Many Native American leaders, in Virginia and elsewhere, also encouraged Virginia Indians to boycott all Jamestown 400th anniversary activities to protest their lack of recognition.
As a result of their protest, officials changed the name of the anniversary events from "celebration" to "commemoration."
Adkins, who is on the federal commission planning the anniversary, vehemently disagreed. And yesterday's ceremony -- an elaborate news conference really -- was the reason. For the first time since the victors began writing the history books, TV cameras, radio microphones and photographers swarmed around Virginia's Native Americans, capturing their stories and letting all the world know they're still here.
"This is a chance to tell the world who we are," Adkins said.
It is time, Adkins said, to take the story back from the historians and Hollywood directors who have portrayed his people alternatively as ignorant savages or idyllic dwellers in a simple Garden of Eden. It is time to tell the truth of Chief Wahunsunacock, whom the English called Powhatan, and his daughter Matoaka, who was nicknamed Pocahontas, or "frolicsome child," and say a prayer over her grave at Gravesend, where she died in England at age 22.

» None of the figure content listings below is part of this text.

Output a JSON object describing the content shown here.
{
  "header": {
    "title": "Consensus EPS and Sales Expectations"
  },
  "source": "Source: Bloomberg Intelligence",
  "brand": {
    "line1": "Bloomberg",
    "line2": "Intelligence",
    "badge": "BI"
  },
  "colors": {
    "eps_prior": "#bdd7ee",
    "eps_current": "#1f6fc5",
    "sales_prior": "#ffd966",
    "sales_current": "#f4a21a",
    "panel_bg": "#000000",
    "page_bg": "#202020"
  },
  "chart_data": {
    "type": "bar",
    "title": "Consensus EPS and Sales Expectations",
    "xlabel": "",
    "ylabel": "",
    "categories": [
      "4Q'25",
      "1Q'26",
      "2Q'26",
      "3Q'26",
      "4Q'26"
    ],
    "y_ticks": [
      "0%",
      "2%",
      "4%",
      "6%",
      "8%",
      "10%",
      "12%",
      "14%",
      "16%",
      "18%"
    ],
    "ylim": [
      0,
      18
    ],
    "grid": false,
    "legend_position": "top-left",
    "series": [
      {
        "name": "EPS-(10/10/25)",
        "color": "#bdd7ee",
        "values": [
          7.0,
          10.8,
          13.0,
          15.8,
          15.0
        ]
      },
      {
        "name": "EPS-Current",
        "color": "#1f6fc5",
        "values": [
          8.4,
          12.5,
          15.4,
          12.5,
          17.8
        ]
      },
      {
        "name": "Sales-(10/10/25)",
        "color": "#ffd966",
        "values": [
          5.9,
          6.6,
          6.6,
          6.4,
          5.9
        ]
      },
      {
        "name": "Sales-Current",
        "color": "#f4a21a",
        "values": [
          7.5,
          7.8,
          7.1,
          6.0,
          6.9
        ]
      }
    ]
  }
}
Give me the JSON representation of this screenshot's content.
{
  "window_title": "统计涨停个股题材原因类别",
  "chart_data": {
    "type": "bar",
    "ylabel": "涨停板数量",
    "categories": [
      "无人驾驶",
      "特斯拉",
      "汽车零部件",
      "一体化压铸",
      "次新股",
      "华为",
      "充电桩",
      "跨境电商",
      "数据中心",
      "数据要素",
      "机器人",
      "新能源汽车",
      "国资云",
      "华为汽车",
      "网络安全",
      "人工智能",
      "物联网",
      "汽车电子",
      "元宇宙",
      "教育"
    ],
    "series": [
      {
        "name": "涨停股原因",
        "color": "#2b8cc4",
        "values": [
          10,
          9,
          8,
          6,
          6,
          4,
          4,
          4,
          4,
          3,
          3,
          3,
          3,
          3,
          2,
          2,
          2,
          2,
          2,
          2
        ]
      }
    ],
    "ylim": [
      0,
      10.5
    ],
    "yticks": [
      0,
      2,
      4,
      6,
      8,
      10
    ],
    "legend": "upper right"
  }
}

It is time to acknowledge that without the Chickahominy and other Virginia tribes, the early settlers at Jamestown would surely have died of starvation.
"We consider Jamestown the cradle of American democracy," said Sen. George Allen (R-Va.), who, along with Rep. James P. Moran Jr. (D-Va.), attended the ceremony yesterday. "And that cradle was tended to by Virginia Indians."
Allen and Moran are sponsoring federal recognition bills in Congress to, they said, right an old wrong.
"It is time not to rewrite history but to set it straight," Adkins said.